The scenes include two alternate openings along with an “original opening” and a segment called “Lunch Break”. They appear in various stages of completion. We get some finished animation along with rough work and some storyreels. All of the various openings are quite interesting to see, especially since “original” casts Chicken Little as a girl. The intros offer basic notes about the sequences but fail to flesh them out particularly well.

Two Music Videos pop up next. We find “Shake Your Tail Feather” from the Cheetah Girls and “One Little Slip” by Barenaked Ladies. The former is fairly unlistenable as it presents one of the skillions of interchangeable telegenic pop acts from the Disney stable. The video is a dull mix of lip-synch antics and some dancing animated characters. “Slip” is no more memorable, and the video itself seems even more boring. It simply combines bland recording studio shots and movie clips. Does anyone actually enjoy these kinds of crummy videos?

The DVD lets us hear the tune “One Little Slip” in two other ways. There’s a Karaoke option as well as a Sing-A-Long. Both use identical visuals that show the animated characters dance in various settings. The songs differ in that the Karaoke one lacks vocals whereas the other comes with the original singing. Neither does anything for me.

A trivia game called “Where’s Fish?” follows. This requires you to answer questions about the movie and then locate Fish Out of Water in a shell game kind of deal. Nothing spectacular happens here, but the game is reasonably entertaining.
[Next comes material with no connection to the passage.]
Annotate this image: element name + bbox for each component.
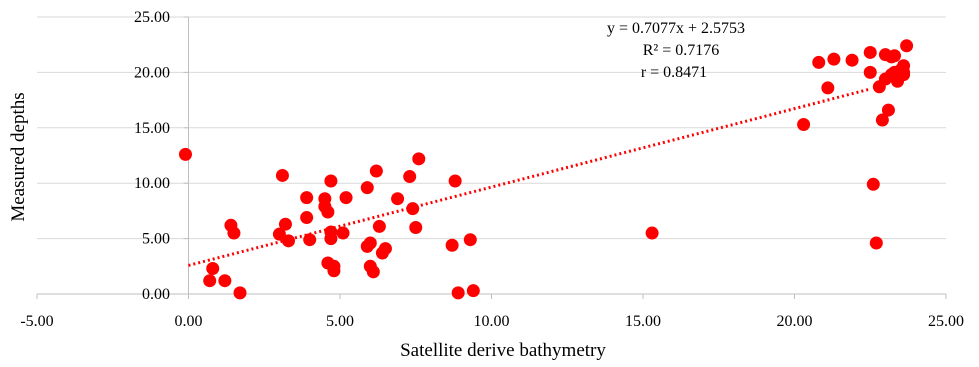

For a look behind the scenes, we get a documentary entitled Hatching Chicken Little: The Making of the Movie. This offers the standard mix of production materials, movie clips, and interviews. We hear from Dindal, Fullmer, supervising animators Tony Smeed, Doug Bennett and Jason Ryan, animation supervisor Eamonn Butler, composer John Debney, musicians Joss Stone, Patti Labelle, Steven Page, Tyler Stewart, Ed Robertson and John Ondrasik, and actors Amy Sedaris and Dan Molina. The show traces the origins of the production and the development of its story, character design and animation choices, voice acting and characters, the film’s music, and the daily duties of the director.

Expect “Hatching” to keep its focus general. It gets into a nice mix of subjects, as it touches on many of the areas we want. However, it races through them and remains awfully superficial. The show acts as a decent overview but never becomes particularly substantial.

The DVD opens with some ads. We get promos for The Little Mermaid, The Wild, Dumbo, and Airbuddies. These also appear in the Sneak Peeks area along with trailers for Cars, Howl’s Moving Castle, That’s So Raven, The Chronicles of Narnia and Brother Bear 2.

If you want to see a perfect example of a perfectly average animated film, look no farther than 2005’s Chicken Little. Formulaic and moderately entertaining, it maintains the viewer’s interest to a decent degree but it never threatens to truly enchant or delight. The DVD offers very good picture and sound but it includes only a few fairly minor extras. Disney fans will want to rent this one, but I can’t encourage anything more than that.